Assoc Prof Duong said, “The fabrication process is simple, cost-effective and eco-friendly. The entire production process takes between 12 to 13 hours to complete and it only cost less than S$10 to produce a sheet of rubber aerogel that is 1 sqm in size and 1cm thick. The process can also be easily scaled up for mass production. This makes rubber aerogels a commercially attractive product.”

Highly versatile rubber aerogels 

The novel rubber aerogels created by the NUS team possess remarkable properties for many applications:

• Extremely light and stiffer than commercial foam
• Highly porous: This makes rubber aerogels good absorbents for removal of spilled oil. They are two times more absorbent than conventional absorbents such as the polypropylene mat.
• Excellent sound absorption: Rubber aerogels are 27 per cent more effective than the commercial foam absorber with the same thickness.
• Excellent heat insulation: Rubber aerogels have high heat resistance. A piece of rubber aerogel with a thickness of one inch (2.54 cm) has a heat transfer limit that is equivalent to 25 standard glass window panes.
• Highly durable: Most aerogels are extremely brittle and friable (i.e. they tend to fragment and pulverise), but rubber aerogels can spring back to its original shape after compression. This unique property makes them suitable as insulation material for industrial purposes such as in subsea systems, oil refineries and industrial buildings, and also in homes, refrigerators, as well as personal items such as jackets and shoe insoles.
• When coated with a chemical called methoxytrimethylsilane, the rubber aerogels become extremely water-repellent and they can be used to prevent moisture from corroding or damaging insulation equipment.

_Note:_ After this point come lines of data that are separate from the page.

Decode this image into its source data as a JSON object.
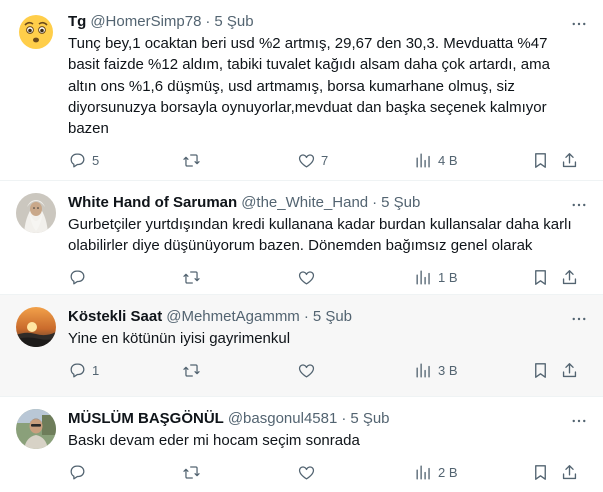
{
  "tweets": [
    {
      "name": "Tg",
      "handle": "@HomerSimp78",
      "time": "5 Şub",
      "avatar": "worried-emoji-avatar",
      "text": "Tunç bey,1 ocaktan beri usd %2 artmış, 29,67 den 30,3. Mevduatta %47 basit faizde %12 aldım, tabiki tuvalet kağıdı alsam daha çok artardı, ama altın ons %1,6 düşmüş, usd artmamış, borsa kumarhane olmuş, siz diyorsunuzya borsayla oynuyorlar,mevduat dan başka seçenek kalmıyor bazen",
      "replies": "5",
      "retweets": "",
      "likes": "7",
      "views": "4 B"
    },
    {
      "name": "White Hand of Saruman",
      "handle": "@the_White_Hand",
      "time": "5 Şub",
      "avatar": "saruman-avatar",
      "text": "Gurbetçiler yurtdışından kredi kullanana kadar burdan kullansalar daha karlı olabilirler diye düşünüyorum bazen. Dönemden bağımsız genel olarak",
      "replies": "",
      "retweets": "",
      "likes": "",
      "views": "1 B"
    },
    {
      "name": "Köstekli Saat",
      "handle": "@MehmetAgammm",
      "time": "5 Şub",
      "avatar": "sunset-avatar",
      "text": "Yine en kötünün iyisi gayrimenkul",
      "replies": "1",
      "retweets": "",
      "likes": "",
      "views": "3 B"
    },
    {
      "name": "MÜSLÜM BAŞGÖNÜL",
      "handle": "@basgonul4581",
      "time": "5 Şub",
      "avatar": "man-photo-avatar",
      "text": "Baskı devam eder mi hocam seçim sonrada",
      "replies": "",
      "retweets": "",
      "likes": "",
      "views": "2 B"
    }
  ],
  "icons": {
    "reply": "reply-icon",
    "retweet": "retweet-icon",
    "like": "like-icon",
    "views": "views-icon",
    "bookmark": "bookmark-icon",
    "share": "share-icon",
    "more": "more-icon"
  },
  "colors": {
    "text": "#0f1419",
    "muted": "#536471",
    "hover_bg": "#f7f7f7",
    "divider": "#eff3f4"
  }
}
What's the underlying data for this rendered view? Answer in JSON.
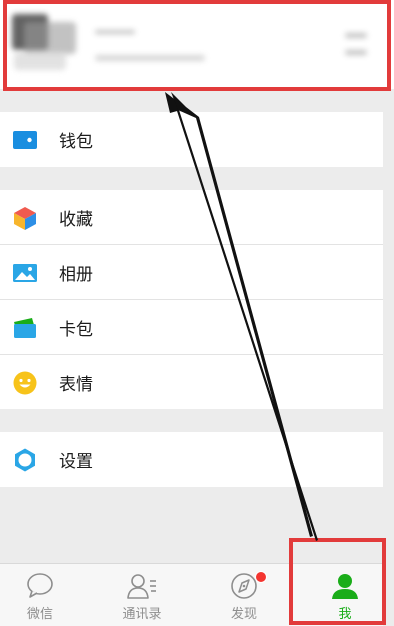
{
  "menu": {
    "wallet": {
      "label": "钱包",
      "icon": "wallet-icon"
    },
    "items": [
      {
        "label": "收藏",
        "icon": "favorites-cube-icon"
      },
      {
        "label": "相册",
        "icon": "album-image-icon"
      },
      {
        "label": "卡包",
        "icon": "card-pack-icon"
      },
      {
        "label": "表情",
        "icon": "sticker-smile-icon"
      }
    ],
    "settings": {
      "label": "设置",
      "icon": "settings-gear-icon"
    }
  },
  "tabs": [
    {
      "label": "微信",
      "icon": "chat-bubble-icon",
      "active": false
    },
    {
      "label": "通讯录",
      "icon": "contacts-icon",
      "active": false
    },
    {
      "label": "发现",
      "icon": "compass-icon",
      "active": false,
      "badge": true
    },
    {
      "label": "我",
      "icon": "me-person-icon",
      "active": true
    }
  ],
  "colors": {
    "accent": "#1aad19",
    "annotation": "#e23b3b",
    "wallet_icon": "#1a8ee0",
    "badge": "#f43530"
  }
}
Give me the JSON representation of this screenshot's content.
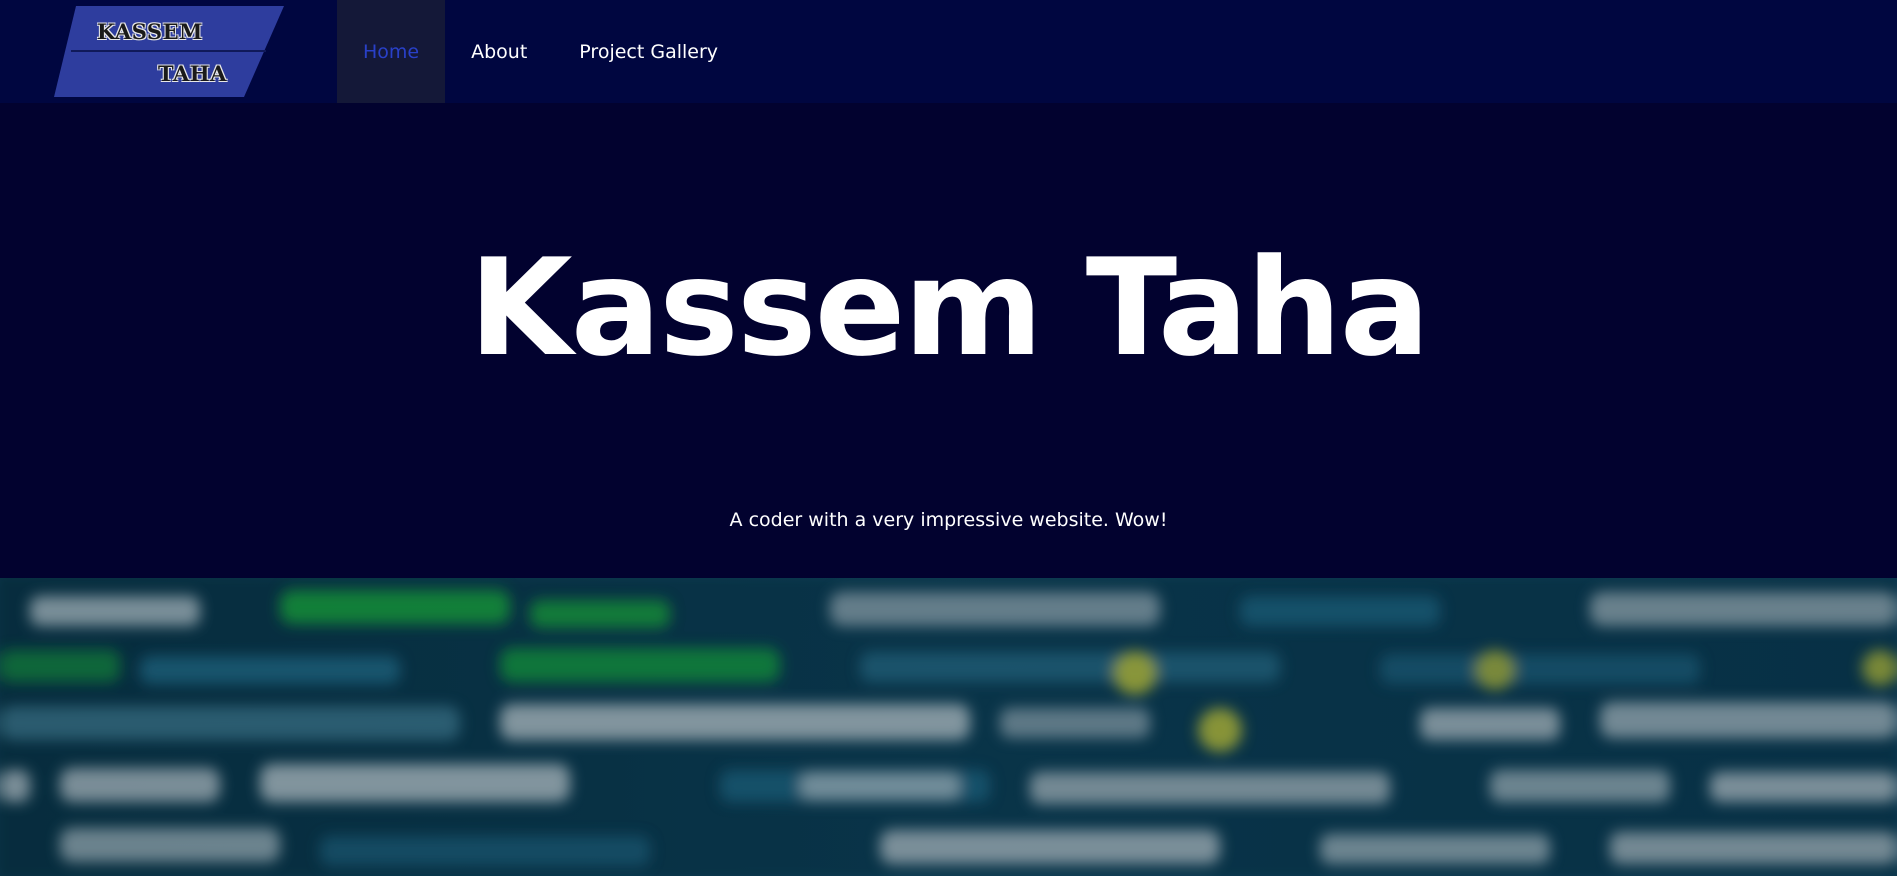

“Potential markets of aerogels are huge. For example, vehicle noise and thermal comfort are vital in vehicle designs — the global automotive heat and sound insulation solution markets are expected to reach US$3.2 billion by 2022. In addition, the global oil spill management market is expected to reach US$182.7 billion by 2025,” added Professor Nhan Phan-Thien, who is a senior member in the research team.

Commercialisation and new applications

Assoc Prof Duong, Prof Nhan and their team are looking forward to realising the positive environmental impact of aerogels by working with Mapletree and industry partners to commercialise and scale up this novel technology. With the generous contribution from Mapletree, the NUS team will be able to conduct further studies to enhance the performance of the rubber aerogels, explore other applications as well as using other types of waste materials to convert into aerogels.